Peruvian earthquake: scope of damage begins to emerge

LIMA, Peru – When a violent earthquake shook southern Peru in 2001, it jolted the Ica River out of its bed, flooding part of the city of Ica and forcing Celinda Terrones and her children to spend the night on the roof of their house.
When a magnitude 8 quake struck Aug. 15, however, their former refuge turned deadly.
The initial tremor swelled to a rolling shudder, buckling the walls of their adobe dwelling. As Terrones and her family fled, her adult daughter fell while carrying her 5-year-old son. The daughter stumbled and fell in such a way as to try to protect her son, and falling bricks battered her arms.
Then they were in the street, watching as the roof caved in.
“Everyone ran out of their houses screaming and holding their children,” Terrones said. “Our house just collapsed.”
Although aftershocks made the work dangerous, she and her daughter scrabbled through the rubble, salvaging what little they could. Then they stood guard to keep looters at bay.
“We spent the night in the street,” she said. “The house is completely uninhabitable.”
On her block, neighbors rigged up makeshift shelters of straw mats so they could stay near their homes.
Terrones’ family was one of the luckier ones. Although they lost nearly all their possessions, they survived. At least 540 people died, more than 1,500 were injured and tens of thousands were left homeless by the disaster.
More than $40 million in aid and supplies poured into the country over the next few days, but the victims complained that assistance was slow in coming.
“There is no water,” Terrones told Catholic News Service by telephone the night of Aug. 17. “Some shops are still standing, but they are closed because people are looting.”
Late that afternoon, she finally had received a bottle of drinking water from an emergency post in the soccer stadium. The local parish had delivered a bag of wheat, which was cooked in a common pot and shared among the 42 families in Terrones’ neighborhood.
Meanwhile, rescue workers in the towns of Ica, Pisco and Chincha searched for survivors and pulled bodies from the rubble. By late on Aug. 19, officials had given up hope of finding more survivors.
Old adobe churches in the three towns could not withstand the tremors. About 150 people died when St. Clement Church in Pisco collapsed during Mass. On Aug. 18, rescuers pulled a 10-month-old boy alive from the ruins.
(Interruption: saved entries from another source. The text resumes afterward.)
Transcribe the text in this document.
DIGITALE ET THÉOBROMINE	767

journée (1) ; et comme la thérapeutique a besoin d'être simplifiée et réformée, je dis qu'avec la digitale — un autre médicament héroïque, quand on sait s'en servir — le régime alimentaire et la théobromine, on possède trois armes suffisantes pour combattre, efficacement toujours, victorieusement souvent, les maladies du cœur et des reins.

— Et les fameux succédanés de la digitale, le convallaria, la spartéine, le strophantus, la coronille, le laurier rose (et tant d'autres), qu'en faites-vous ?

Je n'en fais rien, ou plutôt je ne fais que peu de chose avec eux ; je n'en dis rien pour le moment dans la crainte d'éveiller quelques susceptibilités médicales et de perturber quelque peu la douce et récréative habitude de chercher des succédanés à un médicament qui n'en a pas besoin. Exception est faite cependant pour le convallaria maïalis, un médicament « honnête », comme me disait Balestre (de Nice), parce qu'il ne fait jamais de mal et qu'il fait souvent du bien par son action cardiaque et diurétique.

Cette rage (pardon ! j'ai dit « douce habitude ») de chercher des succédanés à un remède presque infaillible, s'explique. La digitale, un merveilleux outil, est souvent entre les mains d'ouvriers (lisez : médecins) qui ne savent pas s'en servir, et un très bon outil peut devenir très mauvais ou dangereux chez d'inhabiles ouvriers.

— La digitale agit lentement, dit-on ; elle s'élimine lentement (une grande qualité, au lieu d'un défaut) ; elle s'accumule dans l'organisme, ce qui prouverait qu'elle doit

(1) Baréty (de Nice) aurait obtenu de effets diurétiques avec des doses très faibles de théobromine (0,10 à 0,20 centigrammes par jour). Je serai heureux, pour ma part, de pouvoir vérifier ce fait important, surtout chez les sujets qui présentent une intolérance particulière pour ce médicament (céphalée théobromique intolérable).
In Ica, the floodwaters in 2001 spared the church housing the image of the Lord of Luren, a popular religious devotion. This time the sanctuary was heavily damaged, but the image was intact. It was taken out of the church for an outdoor Mass on Aug. 17, Terrones said.
In the affected cities, shipments of coffins arrived and grieving families buried their dead in hastily dug graves.
Over the weekend, officials set up distribution points in the cities for emergency supplies. Workers also labored to reopen the Panamerican Highway, which links Pisco and Ica with Lima, the Peruvian capital. Southbound traffic from the capital was routed over one lane of a damaged bridge, while northbound traffic was forced to ford the shallow river.
At one point, when the bottleneck backed up traffic for several miles, looters raided trucks carrying water and relief supplies. Military troops were called in to establish order.
President Alan Garcia blamed the initial delay in the emergency response on the lack of electricity, which made pumping water impossible. By late Aug. 19, electricity was restored to only about 20 percent of the area, but generators had been hooked up to water pumps.
Garcia announced that families who lost relatives would receive financial assistance for burial costs, and those whose homes were destroyed would receive about $1,900 to help them begin to rebuild. The president also pledged that young people from the affected areas would be hired to do cleanup work and said $31.7 million had been earmarked to rebuild infrastructure.
While Pisco, the city closest to the epicenter of the earthquake, was hardest hit, in the days following the quake the scope of the disaster began to become clear.
Landslides blocked the highway leading from Pisco to Ayacucho, in the central highlands. There were reports of houses damaged or destroyed in rural areas, and the official disaster area was expanded to include the department of Ica, the southern part of the department of Lima and part of the highland department of Huancavelica.
Garcia said army helicopters would shuttle relief supplies to remote areas.
In Lima, there was an outpouring of solidarity with the victims of the disaster. Donors gave blood, radio and television stations aired messages from anxious callers trying to locate relatives, and businesses and district governments set up tents to collect donations of nonperishable food, bottled water, clothing, blankets and other supplies.
The national soccer station was jammed as hundreds of volunteers sorted through donations. And in Villa El Salvador, a sprawling, low-income neighborhood in southern Lima, the local government collected a truckload of supplies from residents who gave of the little they had to help strangers who were even less fortunate than they.